- Education: Cadi Ayyad University
- Alma mater: University of Nouakchott
- Awards: L'Oréal-UNESCO Women in Science Awards

= Khadijetou Lekweiry =

Mauritanian Biologist

Khadijetou Mint Lekweiry is a Mauritanian biologist and virologist, specializing in malaria transmission in her country. In 2009 Lekweiry was awarded a L'Oréal-UNESCO Women in Science Awards to support her research, related to the transmission of malaria in Nouakchott, hosted between the Institut de Recherche pour le Développement in Dakar and the University of Nouakchott Al Aasriya. Simultaneously she was pursuing her doctoral research at Cadi Ayyad University in Morocco.

In 2015, together with a group of colleagues, Lekweiry reported that the species Aedes aegypti was seen for the first time in Mauritania. In 2019, she reported the first appearance of the Plasmodium vivax parasite in Atar, a town in the north of Mauritania.

== Selected publications ==

- Rougeron V, Elguero E, Arnathau C, Acuña Hidalgo B, Durand P, Houze S, et al. (2020) Human Plasmodium vivax diversity, population structure and evolutionary origin.
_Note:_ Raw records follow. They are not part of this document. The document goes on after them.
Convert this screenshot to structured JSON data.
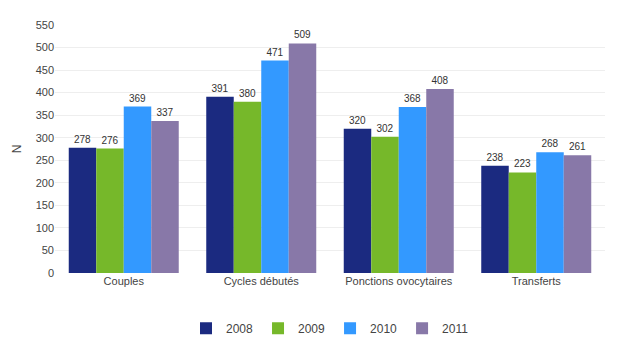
{
  "chart_data": {
    "type": "bar",
    "ylabel": "N",
    "categories": [
      "Couples",
      "Cycles débutés",
      "Ponctions ovocytaires",
      "Transferts"
    ],
    "series": [
      {
        "name": "2008",
        "color": "#1B2A80",
        "values": [
          278,
          391,
          320,
          238
        ]
      },
      {
        "name": "2009",
        "color": "#76B82A",
        "values": [
          276,
          380,
          302,
          223
        ]
      },
      {
        "name": "2010",
        "color": "#3399FF",
        "values": [
          369,
          471,
          368,
          268
        ]
      },
      {
        "name": "2011",
        "color": "#8878A8",
        "values": [
          337,
          509,
          408,
          261
        ]
      }
    ],
    "ylim": [
      0,
      550
    ],
    "yticks": [
      0,
      50,
      100,
      150,
      200,
      250,
      300,
      350,
      400,
      450,
      500,
      550
    ],
    "grid": true,
    "legend": "bottom",
    "data_labels": true
  }
}
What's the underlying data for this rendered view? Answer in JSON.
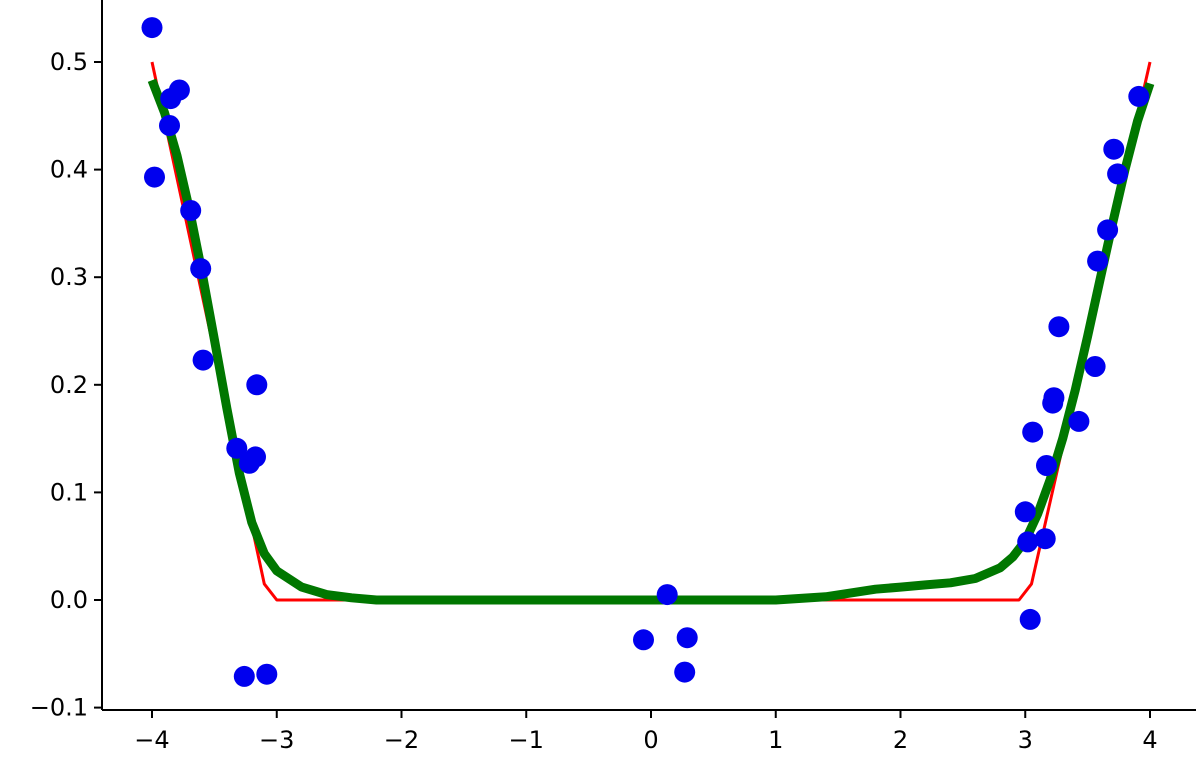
{
  "chart_data": {
    "type": "scatter",
    "title": "",
    "xlabel": "",
    "ylabel": "",
    "xlim": [
      -4.2,
      4.2
    ],
    "ylim": [
      -0.105,
      0.56
    ],
    "grid": false,
    "x_ticks": [
      -4,
      -3,
      -2,
      -1,
      0,
      1,
      2,
      3,
      4
    ],
    "x_tick_labels": [
      "−4",
      "−3",
      "−2",
      "−1",
      "0",
      "1",
      "2",
      "3",
      "4"
    ],
    "y_ticks": [
      -0.1,
      0.0,
      0.1,
      0.2,
      0.3,
      0.4,
      0.5
    ],
    "y_tick_labels": [
      "−0.1",
      "0.0",
      "0.1",
      "0.2",
      "0.3",
      "0.4",
      "0.5"
    ],
    "points": {
      "color": "#0000ee",
      "x": [
        -4.0,
        -3.98,
        -3.85,
        -3.86,
        -3.78,
        -3.69,
        -3.61,
        -3.59,
        -3.32,
        -3.26,
        -3.22,
        -3.17,
        -3.16,
        -3.08,
        -0.06,
        0.13,
        0.27,
        0.29,
        3.0,
        3.02,
        3.04,
        3.06,
        3.16,
        3.17,
        3.22,
        3.23,
        3.27,
        3.43,
        3.56,
        3.58,
        3.66,
        3.71,
        3.74,
        3.91
      ],
      "y": [
        0.532,
        0.393,
        0.466,
        0.441,
        0.474,
        0.362,
        0.308,
        0.223,
        0.141,
        -0.071,
        0.127,
        0.133,
        0.2,
        -0.069,
        -0.037,
        0.005,
        -0.067,
        -0.035,
        0.082,
        0.054,
        -0.018,
        0.156,
        0.057,
        0.125,
        0.183,
        0.188,
        0.254,
        0.166,
        0.217,
        0.315,
        0.344,
        0.419,
        0.396,
        0.468
      ]
    },
    "series": [
      {
        "color": "#ff0000",
        "x": [
          -4.0,
          -3.1,
          -3.0,
          2.95,
          3.05,
          4.0
        ],
        "y": [
          0.5,
          0.015,
          0.0,
          0.0,
          0.015,
          0.5
        ]
      },
      {
        "color": "#007700",
        "x": [
          -4.0,
          -3.9,
          -3.8,
          -3.7,
          -3.6,
          -3.5,
          -3.4,
          -3.3,
          -3.2,
          -3.1,
          -3.0,
          -2.8,
          -2.6,
          -2.4,
          -2.2,
          -2.0,
          -1.5,
          -1.0,
          0.0,
          1.0,
          1.4,
          1.8,
          2.0,
          2.2,
          2.4,
          2.6,
          2.8,
          2.9,
          3.0,
          3.1,
          3.2,
          3.3,
          3.4,
          3.5,
          3.6,
          3.7,
          3.8,
          3.9,
          4.0
        ],
        "y": [
          0.483,
          0.453,
          0.413,
          0.363,
          0.305,
          0.242,
          0.178,
          0.118,
          0.072,
          0.043,
          0.027,
          0.012,
          0.005,
          0.002,
          0.0,
          0.0,
          0.0,
          0.0,
          0.0,
          0.0,
          0.003,
          0.01,
          0.012,
          0.014,
          0.016,
          0.02,
          0.03,
          0.04,
          0.055,
          0.08,
          0.112,
          0.15,
          0.195,
          0.245,
          0.298,
          0.35,
          0.4,
          0.445,
          0.48
        ]
      }
    ]
  }
}
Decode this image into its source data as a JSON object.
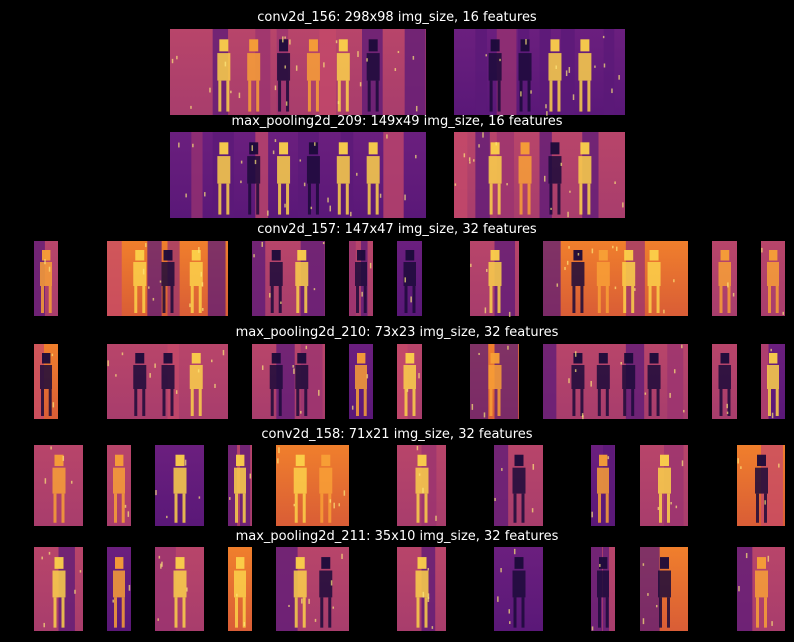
{
  "chart_data": {
    "type": "heatmap",
    "colormap": "inferno",
    "background_color": "#000000",
    "title_color": "#ffffff",
    "grid": false,
    "panels": [
      {
        "title": "conv2d_156: 298x98 img_size, 16 features",
        "layer": "conv2d_156",
        "img_size": [
          298,
          98
        ],
        "features": 16,
        "tiles_visible": 2
      },
      {
        "title": "max_pooling2d_209: 149x49 img_size, 16 features",
        "layer": "max_pooling2d_209",
        "img_size": [
          149,
          49
        ],
        "features": 16,
        "tiles_visible": 2
      },
      {
        "title": "conv2d_157: 147x47 img_size, 32 features",
        "layer": "conv2d_157",
        "img_size": [
          147,
          47
        ],
        "features": 32,
        "tiles_visible": 10
      },
      {
        "title": "max_pooling2d_210: 73x23 img_size, 32 features",
        "layer": "max_pooling2d_210",
        "img_size": [
          73,
          23
        ],
        "features": 32,
        "tiles_visible": 10
      },
      {
        "title": "conv2d_158: 71x21 img_size, 32 features",
        "layer": "conv2d_158",
        "img_size": [
          71,
          21
        ],
        "features": 32,
        "tiles_visible": 13
      },
      {
        "title": "max_pooling2d_211: 35x10 img_size, 32 features",
        "layer": "max_pooling2d_211",
        "img_size": [
          35,
          10
        ],
        "features": 32,
        "tiles_visible": 13
      }
    ]
  }
}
PLoS Negl Trop Dis 14(3): e0008072.
- Ould Lemrabott, M.A., Le Goff, G., Kengne, P. et al. First report of Anopheles (Cellia) multicolor during a study of tolerance to salinity of Anopheles arabiensis larvae in Nouakchott, Mauritania. Parasites Vectors 13, 522 (2020)
- Khadijetou Mint Lekweiry, Mohamed Salem Ould Ahmedou Salem, Khyarhoum Ould Brahim, Mohamed Aly Ould Lemrabott, Cécile Brengues, Ousmane Faye, Frédéric Simard, Ali Ould Mohamed Salem Boukhary "Aedes aegypti (Diptera: Culicidae) in Mauritania: First Report on the Presence of the Arbovirus Mosquito Vector in Nouakchott," Journal of Medical Entomology, 52(4), 730-733
- Ould Ahmedou Salem, M.S., Mint Lekweiry, K., Bouchiba, H. et al. Characterization of Plasmodium falciparum genes associated with drug resistance in Hodh Elgharbi, a malaria hotspot near Malian–Mauritanian border. Malar J 16, 140 (2017).